This maybe has been answered, but I didn't find a good answer.
I come from centralized repositories, such as SVN, where usually you only perform checkouts, updates, commits, reverts, merges and not much more.
Git is driving me crazy. There are tons of commands, but the most difficult to understand is why many things work as they do.
According to "What is a bare git repository?":
Repositories created with
git init --bare
are called bare repos. They are structured a bit differently from working directories. First off, they contain no working or checked out copy of your source files.
…
A bare repository created withgit init --bare
is for… sharing. …developers will clone the shared bare repo, make changes locally in their working copies of the repo, then push back to the shared bare repo to make their changes available to other users.
– Jon Saints, http://www.saintsjd.com/2011/01/what-is-a-bare-git-repository/
However, from the accepted answer to "what's the difference between github repository and git bare repository?":
Git repos on GitHub are bare, like any remote repo to which you want to push to [sic].
– VonC, https://stackoverflow.com/a/20855207
However, in GitHub there are source files. I can see them. If I create a bare repository, there are no source files, only the contents for .git
directory of a working repository.
How is this possible?
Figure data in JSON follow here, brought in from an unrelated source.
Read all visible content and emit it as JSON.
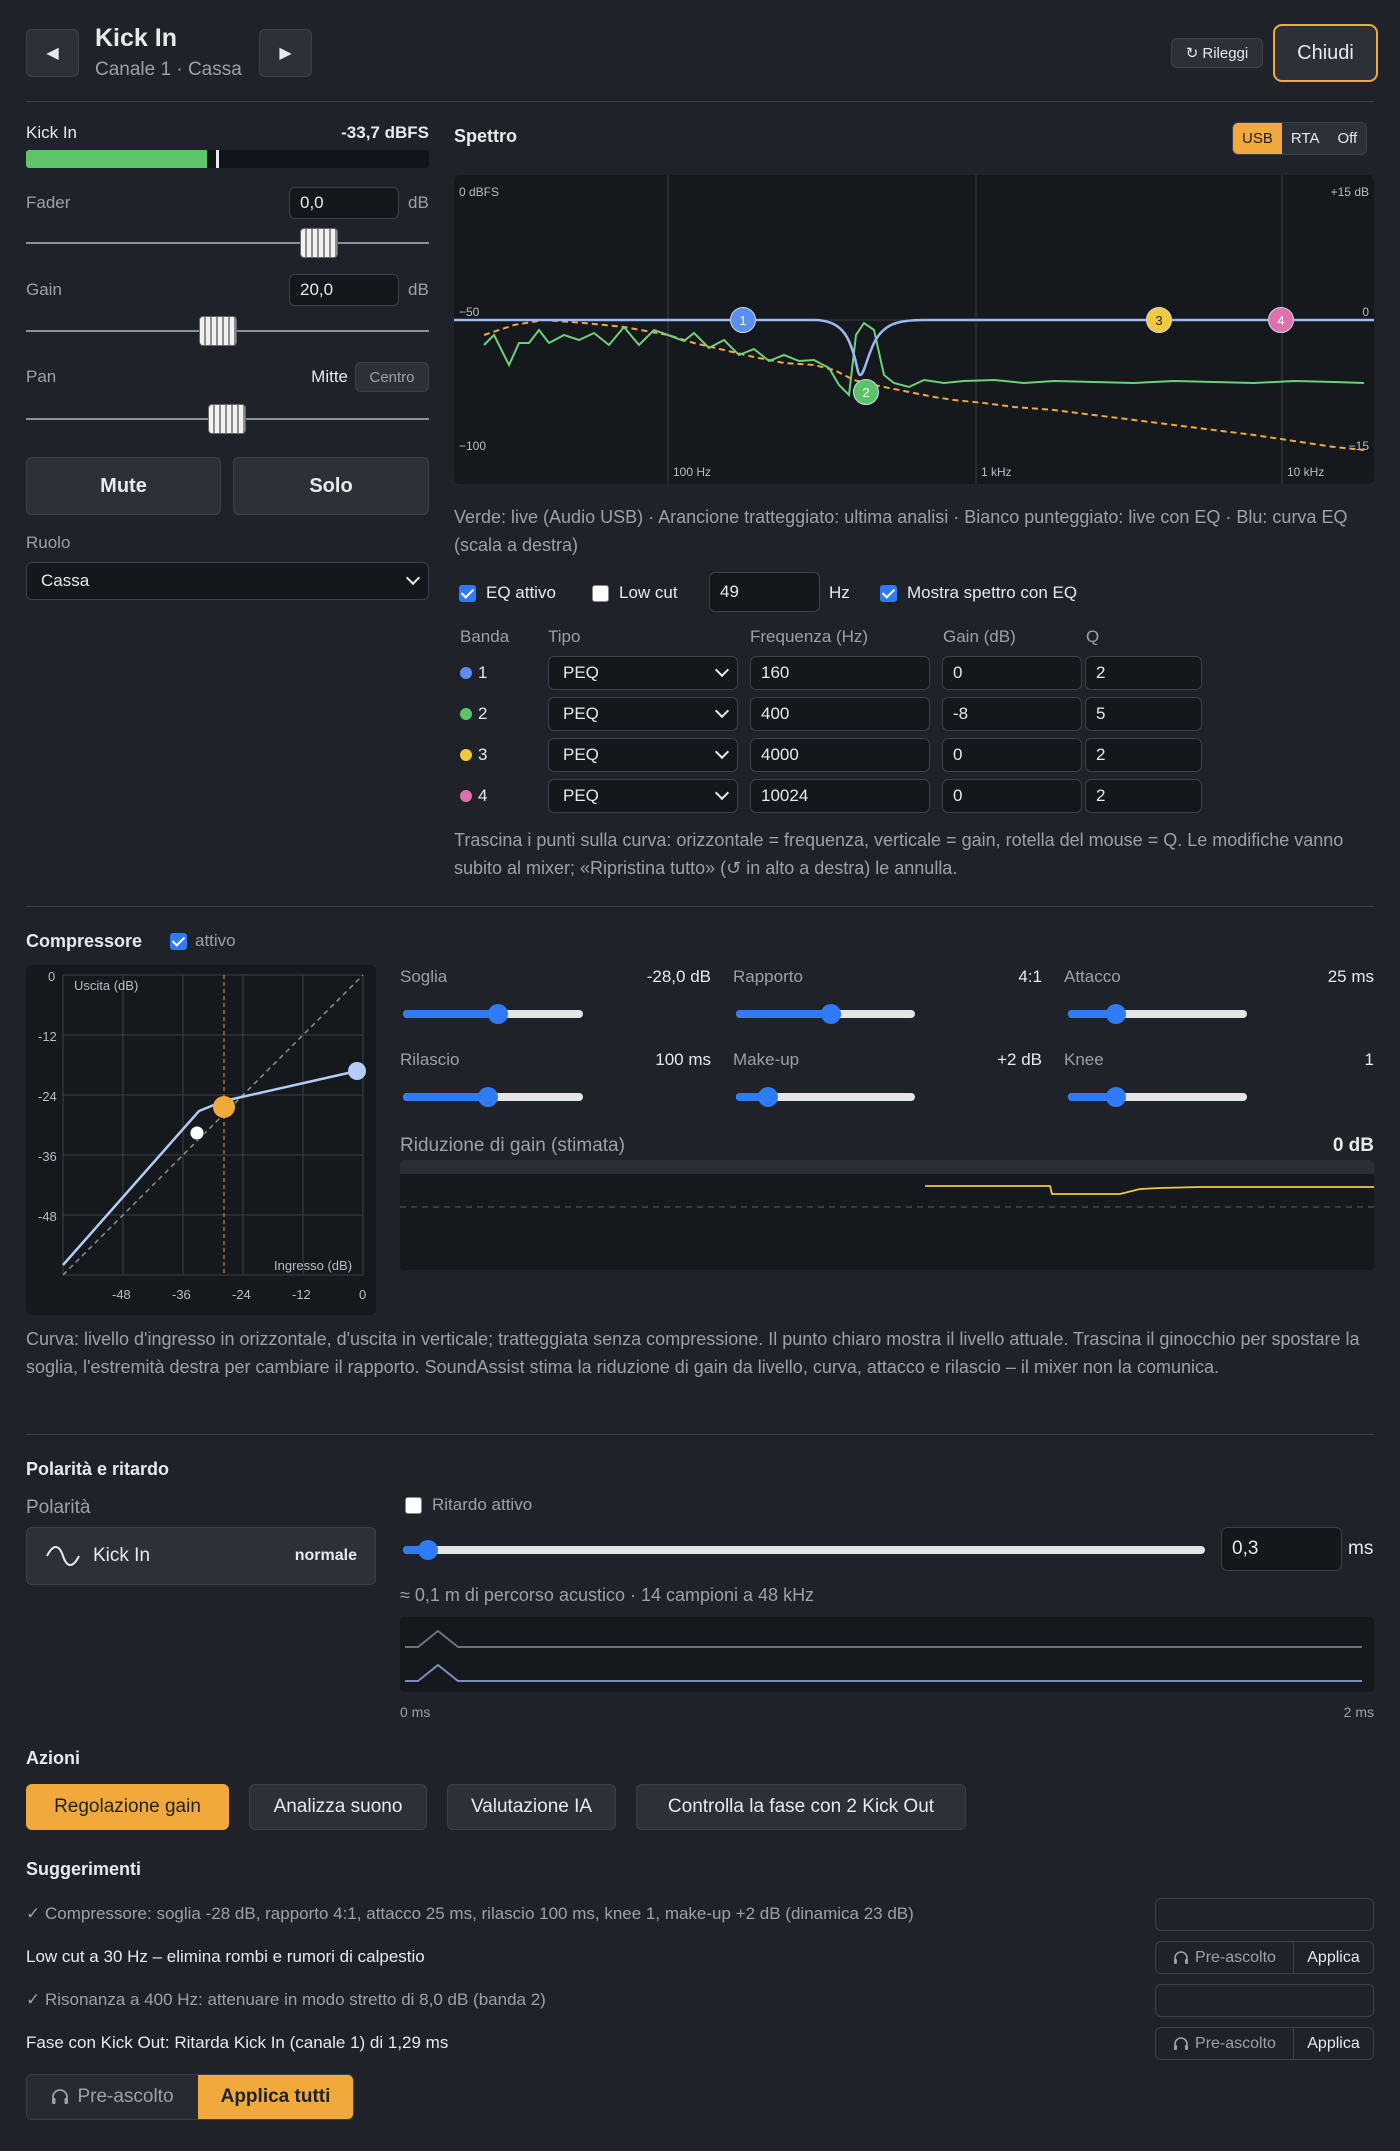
{
  "header": {
    "prev_label": "◀",
    "next_label": "▶",
    "title": "Kick In",
    "subtitle": "Canale 1 · Cassa",
    "reload_icon": "↻",
    "reload_label": "Rileggi",
    "close_label": "Chiudi"
  },
  "channel": {
    "meter_label": "Kick In",
    "meter_value": "-33,7 dBFS",
    "meter_level": 0.45,
    "fader_label": "Fader",
    "fader_value": "0,0",
    "fader_unit": "dB",
    "gain_label": "Gain",
    "gain_value": "20,0",
    "gain_unit": "dB",
    "pan_label": "Pan",
    "pan_value": "Mitte",
    "pan_center_label": "Centro",
    "mute_label": "Mute",
    "solo_label": "Solo",
    "role_label": "Ruolo",
    "role_value": "Cassa"
  },
  "spectrum": {
    "title": "Spettro",
    "modes": [
      "USB",
      "RTA",
      "Off"
    ],
    "active_mode": "USB",
    "label_top_left": "0 dBFS",
    "label_top_right": "+15 dB",
    "label_mid_left": "−50",
    "label_mid_right": "0",
    "label_bot_left": "−100",
    "label_bot_right": "−15",
    "x_labels": [
      "100 Hz",
      "1 kHz",
      "10 kHz"
    ],
    "legend_text": "Verde: live (Audio USB) · Arancione tratteggiato: ultima analisi · Bianco punteggiato: live con EQ · Blu: curva EQ (scala a destra)",
    "eq_active_label": "EQ attivo",
    "low_cut_label": "Low cut",
    "low_cut_value": "49",
    "low_cut_unit": "Hz",
    "show_eq_spectrum_label": "Mostra spettro con EQ",
    "colors": {
      "green": "#6fd07a",
      "orange": "#f2a93b",
      "blue": "#9dbaf0",
      "band1": "#5b8df2",
      "band2": "#5bc46a",
      "band3": "#f2c93b",
      "band4": "#e06fae"
    }
  },
  "eq_table": {
    "headers": [
      "Banda",
      "Tipo",
      "Frequenza (Hz)",
      "Gain (dB)",
      "Q"
    ],
    "bands": [
      {
        "num": "1",
        "type": "PEQ",
        "freq": "160",
        "gain": "0",
        "q": "2",
        "color": "#5b8df2"
      },
      {
        "num": "2",
        "type": "PEQ",
        "freq": "400",
        "gain": "-8",
        "q": "5",
        "color": "#5bc46a"
      },
      {
        "num": "3",
        "type": "PEQ",
        "freq": "4000",
        "gain": "0",
        "q": "2",
        "color": "#f2c93b"
      },
      {
        "num": "4",
        "type": "PEQ",
        "freq": "10024",
        "gain": "0",
        "q": "2",
        "color": "#e06fae"
      }
    ],
    "help_text": "Trascina i punti sulla curva: orizzontale = frequenza, verticale = gain, rotella del mouse = Q. Le modifiche vanno subito al mixer; «Ripristina tutto» (↺ in alto a destra) le annulla."
  },
  "compressor": {
    "title": "Compressore",
    "active_label": "attivo",
    "graph_y_label": "Uscita (dB)",
    "graph_x_label": "Ingresso (dB)",
    "y_ticks": [
      "0",
      "-12",
      "-24",
      "-36",
      "-48"
    ],
    "x_ticks": [
      "-48",
      "-36",
      "-24",
      "-12",
      "0"
    ],
    "threshold_label": "Soglia",
    "threshold_value": "-28,0 dB",
    "ratio_label": "Rapporto",
    "ratio_value": "4:1",
    "attack_label": "Attacco",
    "attack_value": "25 ms",
    "release_label": "Rilascio",
    "release_value": "100 ms",
    "makeup_label": "Make-up",
    "makeup_value": "+2 dB",
    "knee_label": "Knee",
    "knee_value": "1",
    "gr_label": "Riduzione di gain (stimata)",
    "gr_value": "0 dB",
    "help_text": "Curva: livello d'ingresso in orizzontale, d'uscita in verticale; tratteggiata senza compressione. Il punto chiaro mostra il livello attuale. Trascina il ginocchio per spostare la soglia, l'estremità destra per cambiare il rapporto. SoundAssist stima la riduzione di gain da livello, curva, attacco e rilascio – il mixer non la comunica."
  },
  "polarity": {
    "title": "Polarità e ritardo",
    "polarity_label": "Polarità",
    "channel_name": "Kick In",
    "polarity_state": "normale",
    "delay_active_label": "Ritardo attivo",
    "delay_value": "0,3",
    "delay_unit": "ms",
    "delay_info": "≈ 0,1 m di percorso acustico · 14 campioni a 48 kHz",
    "scale_start": "0 ms",
    "scale_end": "2 ms"
  },
  "actions": {
    "title": "Azioni",
    "buttons": [
      "Regolazione gain",
      "Analizza suono",
      "Valutazione IA",
      "Controlla la fase con 2 Kick Out"
    ]
  },
  "suggestions": {
    "title": "Suggerimenti",
    "items": [
      {
        "text": "✓ Compressore: soglia -28 dB, rapporto 4:1, attacco 25 ms, rilascio 100 ms, knee 1, make-up +2 dB (dinamica 23 dB)",
        "done": true
      },
      {
        "text": "Low cut a 30 Hz – elimina rombi e rumori di calpestio",
        "done": false
      },
      {
        "text": "✓ Risonanza a 400 Hz: attenuare in modo stretto di 8,0 dB (banda 2)",
        "done": true
      },
      {
        "text": "Fase con Kick Out: Ritarda Kick In (canale 1) di 1,29 ms",
        "done": false
      }
    ],
    "preview_label": "Pre-ascolto",
    "apply_label": "Applica",
    "preview_all_label": "Pre-ascolto",
    "apply_all_label": "Applica tutti"
  }
}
What don't I understand?
Can you give an example about why I would need a bare repository and its motivation to work that way?
UPDATE
Edward Thomson's answer is, in part, what I wanted to know. Nevertheless, I will rephrase my question:
First link I posted states("What is a bare git repository?"):
they [bare repositories] contain no working or checked out copy of your source files.
VonC's answer:
Git repos on GitHub are bare
Both statements implies
Github has no working copy.
Edward Thomson says:
it renders the web page based on the data as you navigate through it - pulling the data directly out of the repo and out to your web browser, not writing it to a disk on the fileserver first
Somehow, a bare repository has to contain all data and source code. If not, it wouldn't be impossible to render anything, because I can see all source code updated (commited), all branches (with their respective source), the whole log of a repo, etc.
Is there the whole data of a repository always within .git directory (or in a bare repo), in some kind of format which is able to render all files at any time? Is this the reason of bare repository, while working copy only has the files at a given time?